Shed! She's gone to the shed to get the axe! It's the axe again!

But this was only a momentary atavism, and he pushed it roughly away. She hadn't gone into the shed; she was going down cellar. Dragging something down cellar.

He heard her come up again and he rolled back to the window. As her boot-heels approached his door, as the key slid into the lock again, he thought: She's come to kill me. And the only emotion this thought engendered was tired relief.

Chapter 3

16

The door opened and Annie stood there, looking at him contemplatively. She had changed into a fresh white tee-shirt and a pair of chinos. A small khaki bag, too big to be a purse and not quite big enough to be a knapsack, was slung over one shoulder.

As she came in, he was surprised to find himself able to say it, and say it with a certain amount of dignity: "Go ahead and kill me, Annie, if that's what you mean to do, but at least have the decency to make it quick. Don't cut anything more off me."

"I'm not going to kill you, Paul." She paused. "At least, not if I have just a little luck. I should kill you - I know that - but I'm crazy, right? And crazy people often don't look after their best interests, do they?" She went behind him and propelled him across the room, out the door, and down the hall. He could hear her bag slapping solidly against her side, and it occurred to him that he had never seen her carrying a bag like that before. If she went to town in a dress, she carried a big, clunky purse - the sort of purse maiden aunts tote to church jumble sales. If she went in pants, she went with a wallet stuck in her hip pocket, like a man.

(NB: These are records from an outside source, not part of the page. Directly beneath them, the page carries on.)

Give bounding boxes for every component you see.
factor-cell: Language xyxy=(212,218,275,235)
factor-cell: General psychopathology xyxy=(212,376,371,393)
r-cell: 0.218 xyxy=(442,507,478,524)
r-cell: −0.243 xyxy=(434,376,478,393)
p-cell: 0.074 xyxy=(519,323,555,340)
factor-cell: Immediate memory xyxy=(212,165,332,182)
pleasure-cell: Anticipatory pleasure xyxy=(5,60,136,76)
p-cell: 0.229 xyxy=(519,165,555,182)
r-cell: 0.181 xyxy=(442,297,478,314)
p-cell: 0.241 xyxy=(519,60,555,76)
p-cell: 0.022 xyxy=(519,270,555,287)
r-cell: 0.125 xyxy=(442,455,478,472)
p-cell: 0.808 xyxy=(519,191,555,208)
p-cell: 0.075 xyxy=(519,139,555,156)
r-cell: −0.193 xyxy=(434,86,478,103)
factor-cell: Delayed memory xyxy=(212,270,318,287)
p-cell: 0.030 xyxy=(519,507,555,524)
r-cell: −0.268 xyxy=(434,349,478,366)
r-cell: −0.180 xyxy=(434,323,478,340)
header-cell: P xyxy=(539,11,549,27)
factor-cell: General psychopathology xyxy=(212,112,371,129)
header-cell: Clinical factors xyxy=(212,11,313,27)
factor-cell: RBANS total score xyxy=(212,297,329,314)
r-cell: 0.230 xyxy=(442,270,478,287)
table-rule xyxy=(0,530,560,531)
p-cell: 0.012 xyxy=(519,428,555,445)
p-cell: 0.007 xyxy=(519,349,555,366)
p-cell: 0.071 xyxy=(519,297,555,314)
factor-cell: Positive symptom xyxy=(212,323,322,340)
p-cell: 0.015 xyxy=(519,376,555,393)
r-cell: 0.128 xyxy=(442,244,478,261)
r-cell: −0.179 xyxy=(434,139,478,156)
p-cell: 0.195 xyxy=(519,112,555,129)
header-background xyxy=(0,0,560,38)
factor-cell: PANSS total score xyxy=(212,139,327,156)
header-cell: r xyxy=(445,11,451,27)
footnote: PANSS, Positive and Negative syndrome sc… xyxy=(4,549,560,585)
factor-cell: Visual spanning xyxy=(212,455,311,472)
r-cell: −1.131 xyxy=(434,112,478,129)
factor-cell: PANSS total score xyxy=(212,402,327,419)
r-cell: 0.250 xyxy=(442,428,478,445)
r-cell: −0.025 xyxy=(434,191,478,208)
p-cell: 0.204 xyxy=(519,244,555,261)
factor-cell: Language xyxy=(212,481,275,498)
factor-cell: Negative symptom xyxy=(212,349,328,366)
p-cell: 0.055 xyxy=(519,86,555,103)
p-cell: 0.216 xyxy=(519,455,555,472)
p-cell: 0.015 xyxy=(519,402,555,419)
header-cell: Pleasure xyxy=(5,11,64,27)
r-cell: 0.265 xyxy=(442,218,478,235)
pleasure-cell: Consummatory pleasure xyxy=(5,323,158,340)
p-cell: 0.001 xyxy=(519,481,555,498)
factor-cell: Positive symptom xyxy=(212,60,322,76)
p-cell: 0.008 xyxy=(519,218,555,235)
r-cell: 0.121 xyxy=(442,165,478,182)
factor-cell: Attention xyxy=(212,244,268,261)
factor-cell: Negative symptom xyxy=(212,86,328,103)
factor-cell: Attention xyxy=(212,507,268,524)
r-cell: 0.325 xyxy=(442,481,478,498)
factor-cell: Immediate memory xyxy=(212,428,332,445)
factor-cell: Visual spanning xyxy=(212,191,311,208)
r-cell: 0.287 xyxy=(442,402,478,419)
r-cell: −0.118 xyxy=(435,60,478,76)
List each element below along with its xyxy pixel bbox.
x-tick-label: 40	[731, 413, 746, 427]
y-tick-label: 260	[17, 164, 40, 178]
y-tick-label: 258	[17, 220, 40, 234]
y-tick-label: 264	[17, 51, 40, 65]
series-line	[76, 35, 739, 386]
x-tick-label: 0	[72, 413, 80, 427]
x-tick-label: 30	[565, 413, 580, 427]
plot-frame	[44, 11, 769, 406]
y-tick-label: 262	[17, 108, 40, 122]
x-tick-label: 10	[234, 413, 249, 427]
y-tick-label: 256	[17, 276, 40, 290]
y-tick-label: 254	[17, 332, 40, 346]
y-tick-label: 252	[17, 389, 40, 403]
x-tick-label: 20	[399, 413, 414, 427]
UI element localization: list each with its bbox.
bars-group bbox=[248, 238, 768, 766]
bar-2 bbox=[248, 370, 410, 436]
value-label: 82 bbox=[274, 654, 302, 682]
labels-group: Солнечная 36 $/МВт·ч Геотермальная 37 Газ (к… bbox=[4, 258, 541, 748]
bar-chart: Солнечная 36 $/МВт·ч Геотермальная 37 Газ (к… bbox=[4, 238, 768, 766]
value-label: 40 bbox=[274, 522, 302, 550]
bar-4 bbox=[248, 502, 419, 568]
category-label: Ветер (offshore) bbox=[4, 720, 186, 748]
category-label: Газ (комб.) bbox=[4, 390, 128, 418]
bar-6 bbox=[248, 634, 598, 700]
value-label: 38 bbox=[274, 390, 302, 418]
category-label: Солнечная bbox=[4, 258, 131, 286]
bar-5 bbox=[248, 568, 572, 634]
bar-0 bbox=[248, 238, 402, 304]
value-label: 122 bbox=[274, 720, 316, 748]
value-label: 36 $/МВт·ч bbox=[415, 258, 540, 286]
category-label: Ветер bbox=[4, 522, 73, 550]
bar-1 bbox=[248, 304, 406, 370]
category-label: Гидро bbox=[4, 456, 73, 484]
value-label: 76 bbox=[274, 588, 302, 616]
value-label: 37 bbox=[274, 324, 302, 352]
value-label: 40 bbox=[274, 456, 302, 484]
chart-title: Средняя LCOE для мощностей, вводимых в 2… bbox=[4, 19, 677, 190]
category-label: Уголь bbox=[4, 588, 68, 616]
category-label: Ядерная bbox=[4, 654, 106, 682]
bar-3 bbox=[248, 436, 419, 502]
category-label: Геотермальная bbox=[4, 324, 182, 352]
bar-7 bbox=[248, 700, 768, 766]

The sunlight slanting into the kitchen was strong bright gold. Shadows from the legs of the kitchen table lay across the linoleum in horizontal stripes like the shadows of prison bars. It was quarter past six according to the clock over the range, and while there was no reason to believe she was any less sloppy about her clocks than her calendars (the one out here had actually made it to May), that seemed about right. He could hear the first evening crickets tuning up in Annie's field. He thought, I heard that same sound as a small, unhurt boy, and for a moment he nearly wept.

She pushed him into the pantry, where the door to the basement stood open. Yellow light staggered up the stairs and fell dead on the pantry floor. The smell of the late-winter rainstorm which had flooded it still lingered.

Spiders down there, he thought. Mice down there. Rats down there.